July and August felt different on the job. Things slowed down. There were fewer meetings and less rush hour traffic. Some years we got to leave early on Fridays. After the Labor Day weekend, things ramped up again. Meeting calendars filled up.

Now it’s mostly cooler evening temperatures, earlier sunsets, and a different angle of the sun that are signaling the change of seasons. But it’s still a signal. And that signal says “gear up a bit.”

So, I’m starting a weekly American Sign Language Zoom class tomorrow. I’ve signed up for a couple of live online tech webinars this week. And, I’ve been asked to teach a two-hour R class at an investigative journalism conference next month that I’m likely to do.

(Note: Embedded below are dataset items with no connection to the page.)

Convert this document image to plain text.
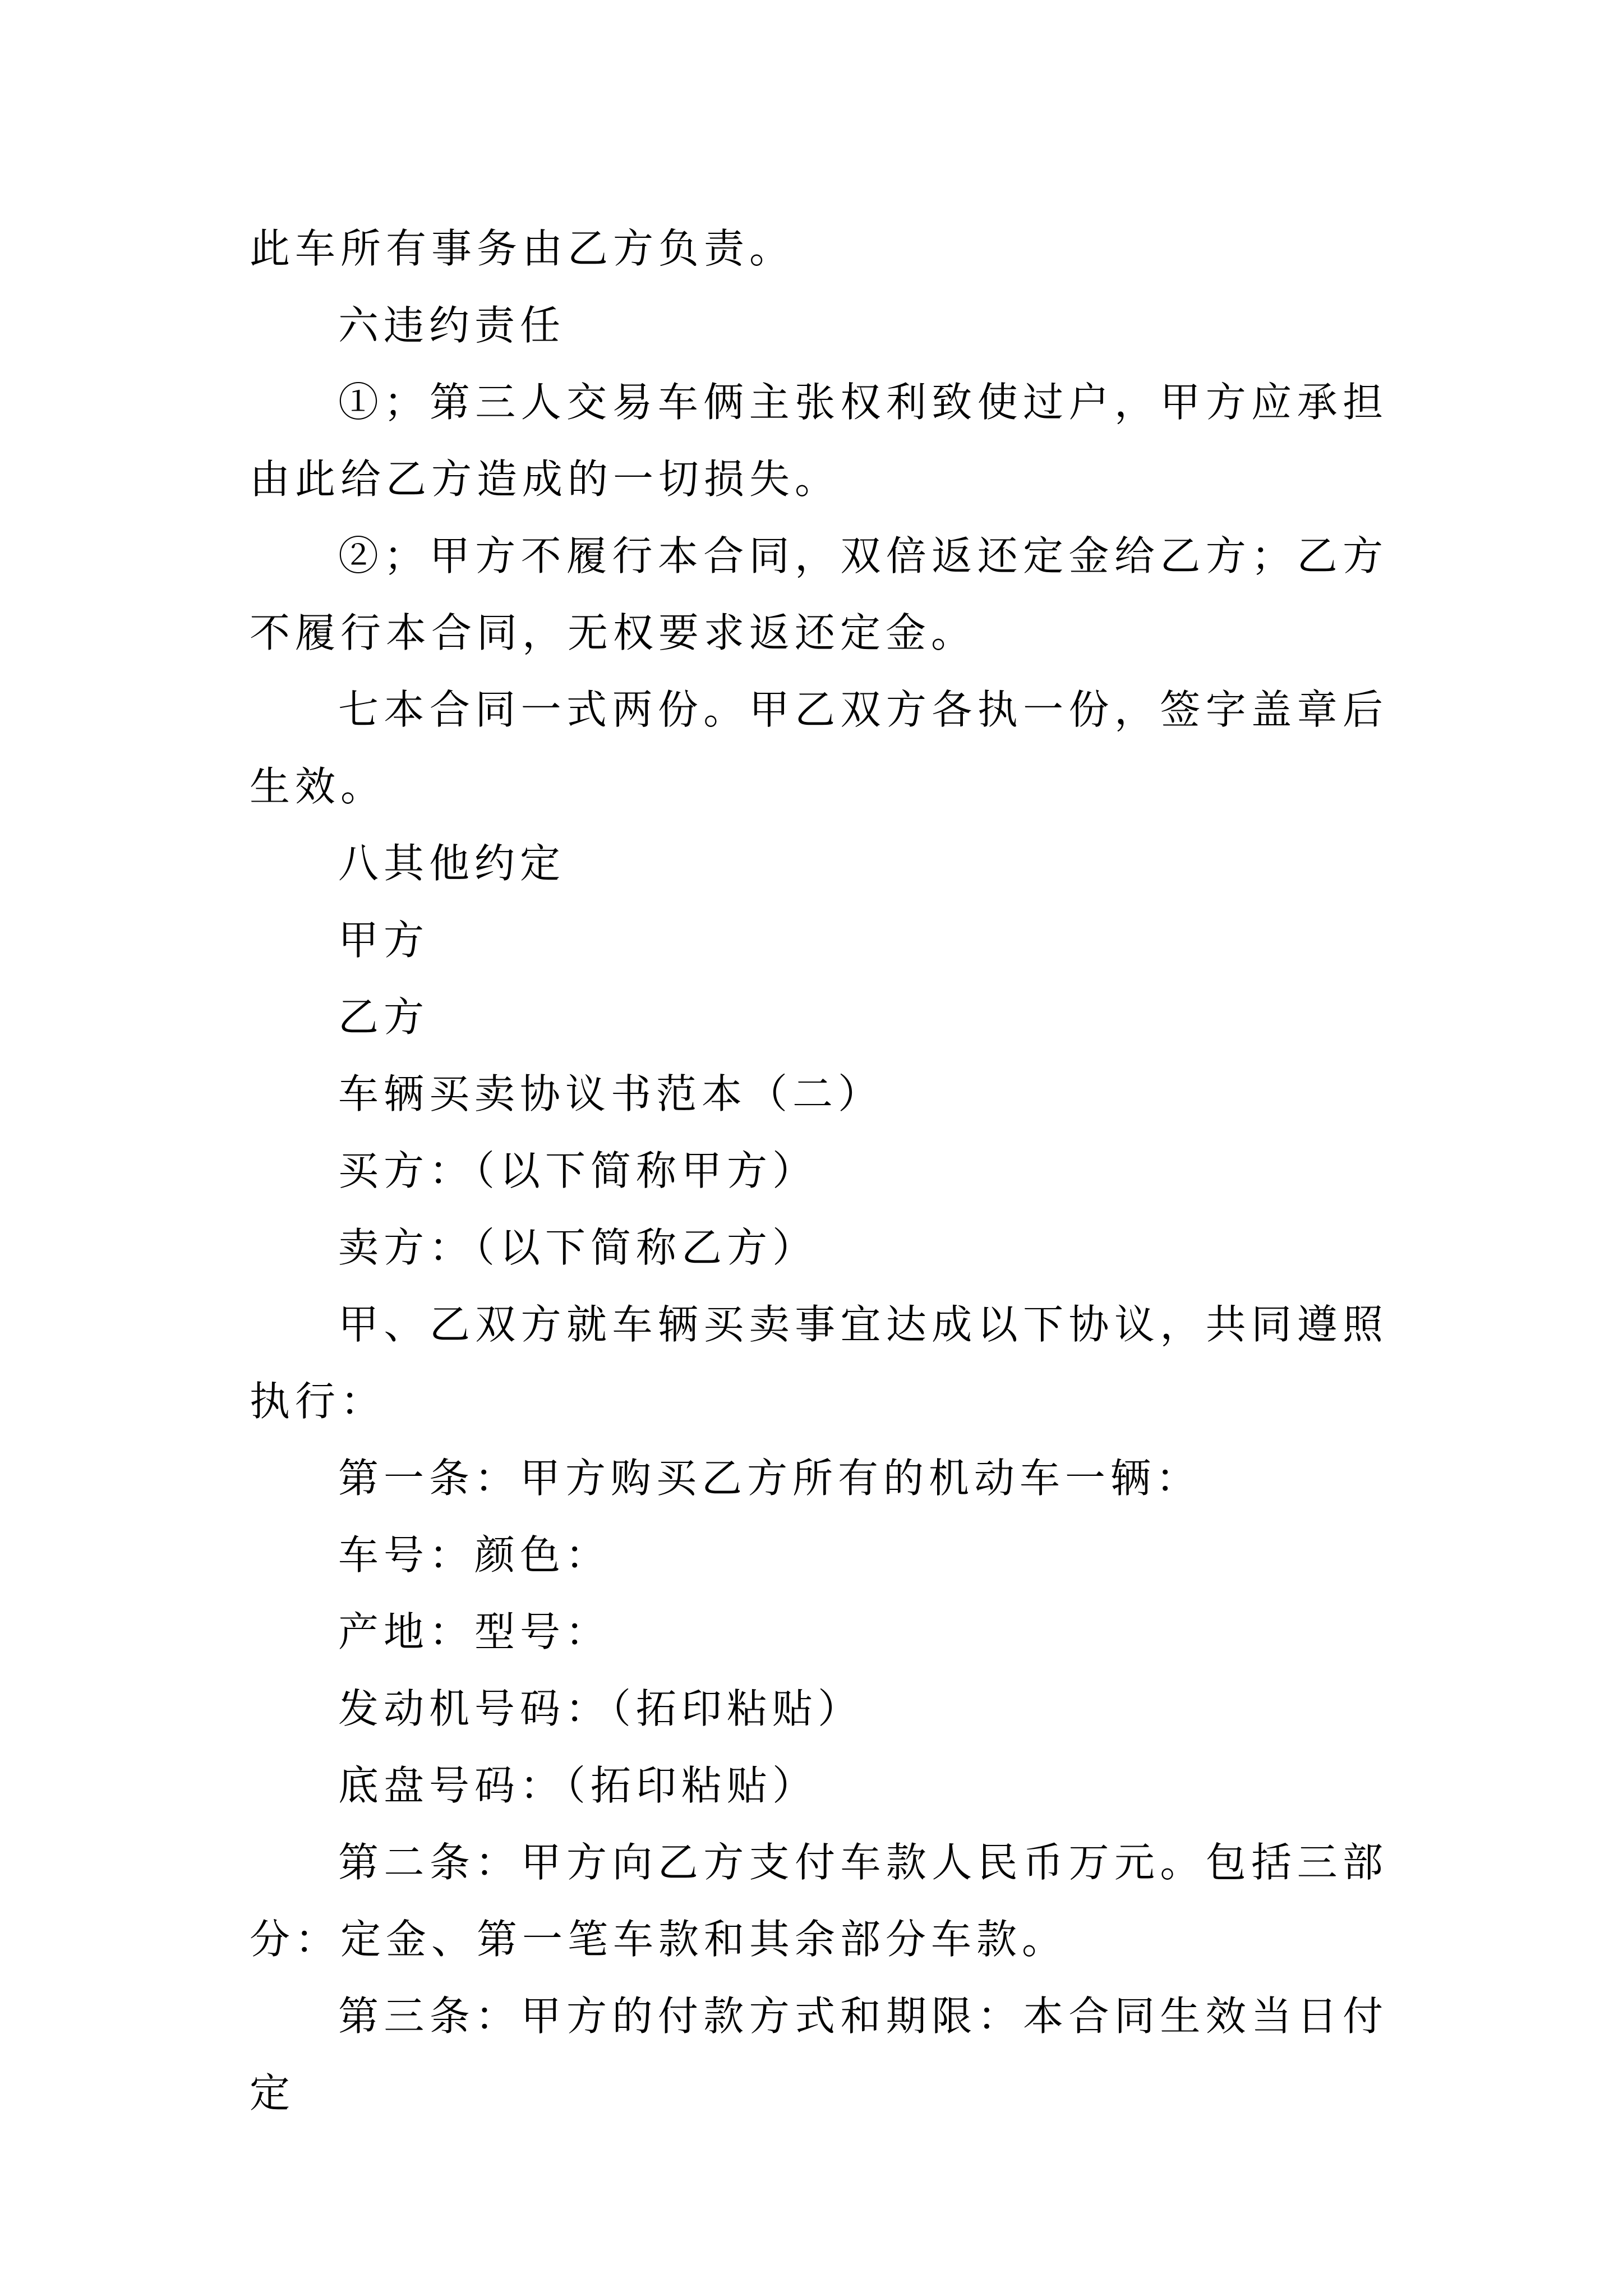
此车所有事务由乙方负责。

六违约责任

①；第三人交易车俩主张权利致使过户，甲方应承担由此给乙方造成的一切损失。

②；甲方不履行本合同，双倍返还定金给乙方；乙方不履行本合同，无权要求返还定金。

七本合同一式两份。甲乙双方各执一份，签字盖章后生效。

八其他约定

甲方

乙方

车辆买卖协议书范本（二）

买方：（以下简称甲方）

卖方：（以下简称乙方）

甲、乙双方就车辆买卖事宜达成以下协议，共同遵照执行：

第一条：甲方购买乙方所有的机动车一辆：

车号：颜色：

产地：型号：

发动机号码：（拓印粘贴）

底盘号码：（拓印粘贴）

第二条：甲方向乙方支付车款人民币万元。包括三部分：定金、第一笔车款和其余部分车款。

第三条：甲方的付款方式和期限：本合同生效当日付定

I’m also getting more serious about crafting my new social life.

Socializing in Retirement

If you’ve got work friends who are all in the same office, at least some of your social life may not take a ton of planning. People are already there in one place. You’re already seeing each other and talking. It’s not so much extra effort to talk about doing things that aren’t work related, either during lunchtime or after work.

That kind of spontaneous social planning is something many retirees - and remote workers - don’t have once we stop working in a physical office. Casual social interactions took more effort and planning when I was a remote worker than when I was office-based.

Now social interaction needs to be even more intentional, since I don’t regularly talk with work friends as part of a job.

The good news is I have more time and energy to arrange ad-hoc social activities now that I’m retired. That may sound silly: How much time does it take to send a text or make a phone call? But when people are working and maxed out with job, family, home, and other responsibilities, making plans with friends can be one of the things that gets tossed overboard.

In writing about America’s so-called epidemic of loneliness, Olga Khazan posits in The Atlantic: “Americans have friends. We just never really see them . . . A slew of books and apps aim to help people tend to their friendships, but these tools all have the same limitation: They put the onus on each individual to initiate and maintain contact. Each person has to send messages and sync up schedules. . . . You can’t just show up on a Sunday and find a few hundred of your friends in the same building.” Or even just a few.

I’m happy to say that I got together with friends every workday last week, including hours walking around Boston with one friend, lunch & an afternoon at a local vineyard with two others, and still another lunch catching up with good friends we hadn’t seen in a couple of years. And, I’ve got plans for at least one more in-person catch-up later this week.

I still don’t know what my routine will look like longer term, and how I’ll balance down time with fun time, learning/volunteering time, and perhaps even freelance paid work time. But I refuse to worry about that today. This month’s focus is creating a lifestyle that works for now. Once outdoor-fun season wraps up, I’ll start figuring out the next phase.